An important touchstone informing both the curatorial methodology and conceptual content of this exhibition is Joris-Karl Huysmans’s seminal 1884 novel À rebours. This literary work introduces the character of Jean Des Esseintes, an aristocratic aesthete who withdraws to a rural palace, intent on creating his own insular sanctuary of beauty and reflection. In Esseintes’s hermetically sealed interior, the symbolic power of objects and their perception become a foundation for new forms of belief. Yet while Huysmans’s novel elevates artifice to a kind of apotheosis, the objects and artworks on view at Palazzo Re Rebaudengo are more firmly rooted in reality. In this way, To see an object, to see the light seeks to demonstrate that empiricism and wonder are not in opposition, but intimately intertwined.

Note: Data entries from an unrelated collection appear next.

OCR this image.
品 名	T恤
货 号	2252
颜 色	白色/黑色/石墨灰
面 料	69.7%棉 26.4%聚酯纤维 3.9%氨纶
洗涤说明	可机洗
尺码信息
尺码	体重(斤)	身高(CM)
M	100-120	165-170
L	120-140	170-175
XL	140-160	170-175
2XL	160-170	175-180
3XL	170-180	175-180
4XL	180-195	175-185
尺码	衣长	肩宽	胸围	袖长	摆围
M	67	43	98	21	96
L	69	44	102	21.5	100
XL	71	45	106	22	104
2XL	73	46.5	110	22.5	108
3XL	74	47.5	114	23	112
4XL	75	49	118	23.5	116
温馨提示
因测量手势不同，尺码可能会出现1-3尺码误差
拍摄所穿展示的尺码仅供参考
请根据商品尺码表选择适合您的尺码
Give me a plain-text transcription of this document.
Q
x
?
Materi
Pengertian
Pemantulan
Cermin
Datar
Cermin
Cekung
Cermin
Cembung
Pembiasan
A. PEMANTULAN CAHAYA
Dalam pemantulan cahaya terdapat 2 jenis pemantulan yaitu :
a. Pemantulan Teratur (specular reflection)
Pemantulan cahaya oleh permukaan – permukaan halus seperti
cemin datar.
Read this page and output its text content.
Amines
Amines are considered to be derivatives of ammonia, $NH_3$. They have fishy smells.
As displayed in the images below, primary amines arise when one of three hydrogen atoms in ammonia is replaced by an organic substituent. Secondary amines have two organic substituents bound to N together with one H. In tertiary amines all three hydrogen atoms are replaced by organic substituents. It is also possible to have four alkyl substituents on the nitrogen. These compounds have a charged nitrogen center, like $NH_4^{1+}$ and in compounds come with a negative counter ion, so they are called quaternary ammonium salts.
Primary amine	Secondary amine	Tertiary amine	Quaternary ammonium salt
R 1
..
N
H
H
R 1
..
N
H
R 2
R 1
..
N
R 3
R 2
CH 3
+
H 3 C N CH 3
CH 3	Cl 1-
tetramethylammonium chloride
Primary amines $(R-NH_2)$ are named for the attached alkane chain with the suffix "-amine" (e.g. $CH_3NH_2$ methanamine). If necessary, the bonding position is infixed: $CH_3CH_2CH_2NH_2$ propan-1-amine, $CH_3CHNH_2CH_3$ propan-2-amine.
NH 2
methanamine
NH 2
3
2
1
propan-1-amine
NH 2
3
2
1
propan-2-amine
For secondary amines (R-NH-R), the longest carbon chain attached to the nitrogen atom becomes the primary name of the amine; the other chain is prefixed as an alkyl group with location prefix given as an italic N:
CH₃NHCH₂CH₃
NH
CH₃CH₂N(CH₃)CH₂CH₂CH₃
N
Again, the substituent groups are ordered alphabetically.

At the exhibition’s core is an exploration of the interdependent notions of light and substance. Light, though immaterial, allows for the perception of the material world; the interplay of light against solid objects—the moon, for instance, or a mirror—is essential to vision. Works that take light as their source material or subject matter will therefore be displayed alongside others that emphatically assert their objecthood. In this way, both the totemic quality of materials and the physics of pure perception are evoked in an immersive installation that revels in sensuousness while still questioning the scientific causes at its root. This approach suggests a doubled understanding of vision as the source of both comprehension and imagination.

Artists: Salvatore Arancio, Francesco Barocco, Marco Basta, Alighiero e Boetti, Chiara Camoni, Mario Ciaramitaro, Piero Fogliati, Luca Francesconi, Linda Fregni Nagler, Francesco Gennari, Giovanni Giaretta, Isola e Norzi, Diego Marcon, Alek O., Agne Raceviciute, Carol Rama, Alessandro Sciaraffa.